High Tea History
It all started back in 1840 with Anna, the seventh Duchess of Bedford (1788-1861). She found that she was becoming hungry in the afternoons and couldn’t wait until dinner which wasn’t served until 8 or 9 pm. Who can blame the poor Duchess - we all know how unpleasant a hungry tummy is. The kitchen staff began sneaking her a cup of tea and a plate of treats. She soon started inviting friends to join her for an afternoon meal at five o'clock in her rooms at Belvoir Castle. The practice of inviting friends to come for tea in the afternoon was quickly picked up by other social hostesses and the tradition of afternoon tea was born.

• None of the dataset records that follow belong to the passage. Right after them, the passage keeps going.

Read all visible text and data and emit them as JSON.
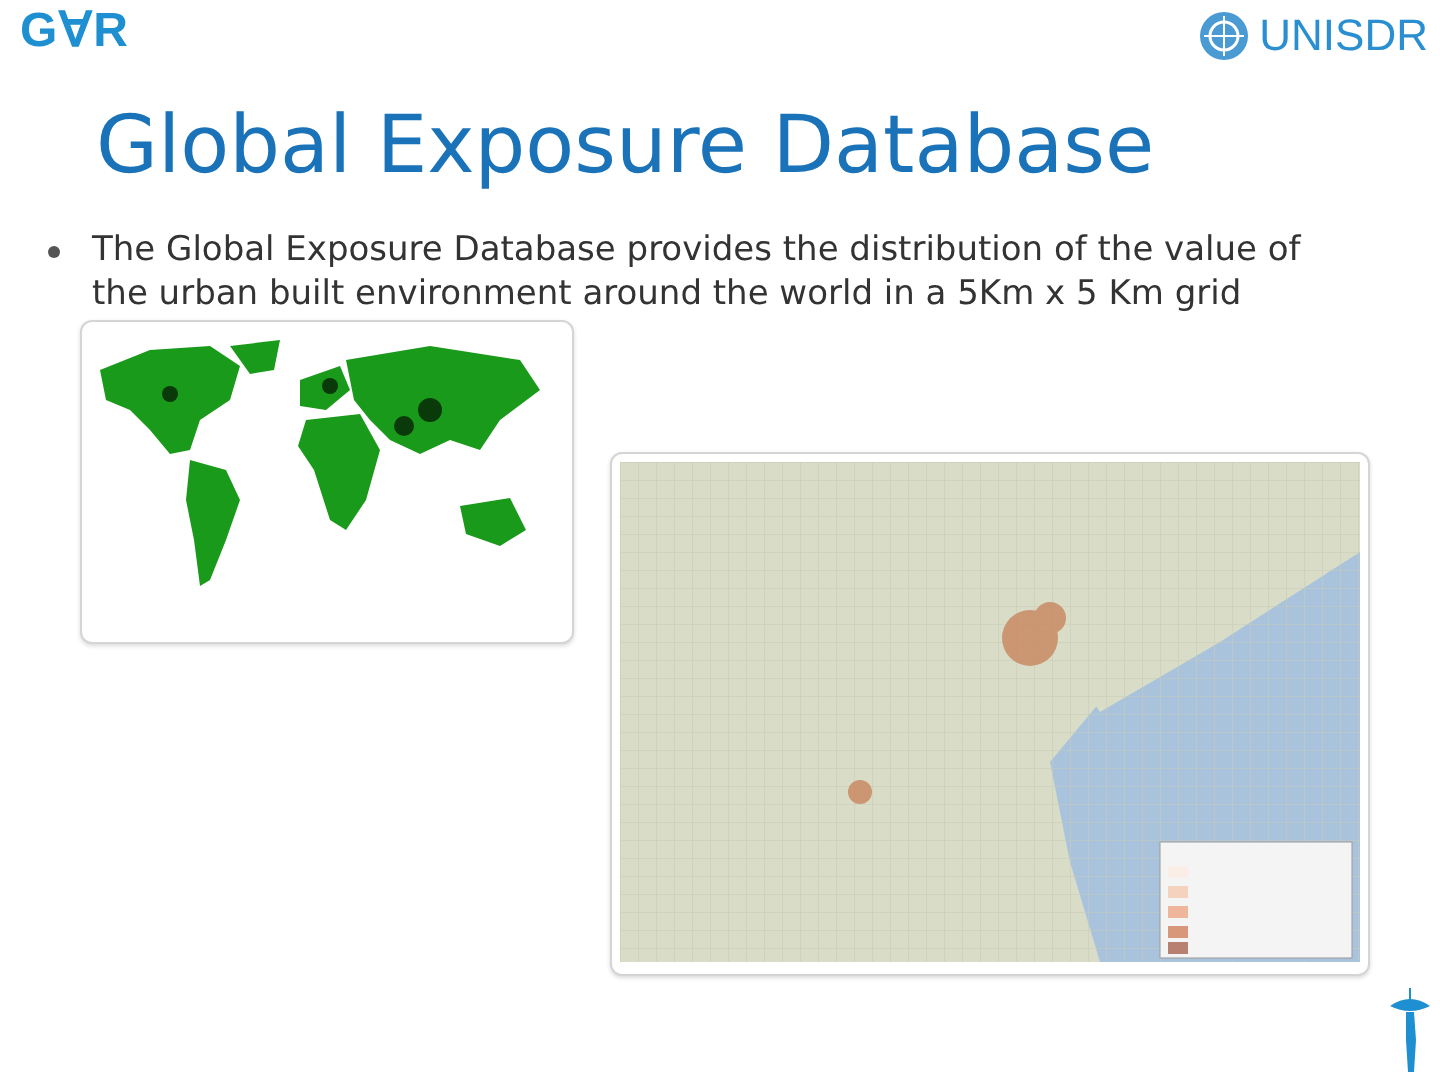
{
  "header": {
    "left_logo": "G∀R",
    "right_logo": "UNISDR"
  },
  "title": "Global Exposure Database",
  "bullets": [
    "The Global Exposure Database provides the distribution of the value of the urban built environment around the world in a 5Km x 5 Km grid"
  ]
}
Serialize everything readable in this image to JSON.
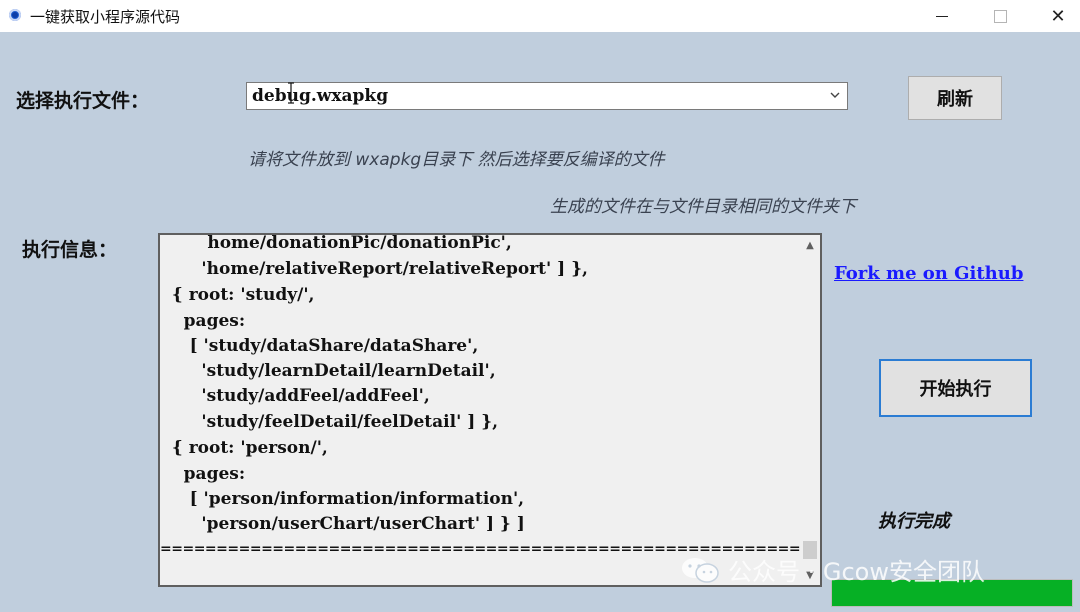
{
  "window": {
    "title": "一键获取小程序源代码",
    "minimize_icon": "minimize-icon",
    "maximize_icon": "maximize-icon",
    "close_icon": "close-icon",
    "close_glyph": "✕"
  },
  "file_select": {
    "label": "选择执行文件：",
    "selected_value": "debug.wxapkg",
    "refresh_label": "刷新"
  },
  "hints": {
    "line1": "请将文件放到   wxapkg目录下 然后选择要反编译的文件",
    "line2": "生成的文件在与文件目录相同的文件夹下"
  },
  "log": {
    "label": "执行信息：",
    "lines": [
      "        home/donationPic/donationPic',",
      "       'home/relativeReport/relativeReport' ] },",
      "  { root: 'study/',",
      "    pages:",
      "     [ 'study/dataShare/dataShare',",
      "       'study/learnDetail/learnDetail',",
      "       'study/addFeel/addFeel',",
      "       'study/feelDetail/feelDetail' ] },",
      "  { root: 'person/',",
      "    pages:",
      "     [ 'person/information/information',",
      "       'person/userChart/userChart' ] } ]",
      "=============================================================="
    ]
  },
  "side": {
    "github_link": "Fork me on Github",
    "start_label": "开始执行",
    "status_text": "执行完成",
    "progress": 1.0
  },
  "watermark": {
    "text": "公众号 · Gcow安全团队"
  },
  "colors": {
    "background": "#c0cedd",
    "link": "#1a1aff",
    "progress": "#06b025",
    "focus_border": "#2b7cd3"
  }
}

The term high tea refers to tea that is taken on a high chair at the dining table and opposed to Low Tea which is served on a coffee table or side table by a lounge chair. Royale Tea is a social tea served with champagne and Celebration Tea is another variation of afternoon tea with a celebratory cake which is also served alongside the other sweets.
High Tea Etiquette
Far be it for us to tell you how to enjoy your tea, but for those that are interested, here are a few tips.
- Pick up your cup and saucer together, holding the saucer in one hand and the cup in the other.
- When stirring your tea, avoid making noises by touching the sides of the cup.
- Never leave your spoon in the cup, and avoid sipping tea from your spoon.
- Milk should be poured into the cup after the tea.
- Lemon slices should be neatly placed in the teacup after tea has been poured.
- Never add lemon with milk, as the citric acid will cause the milk to curdle.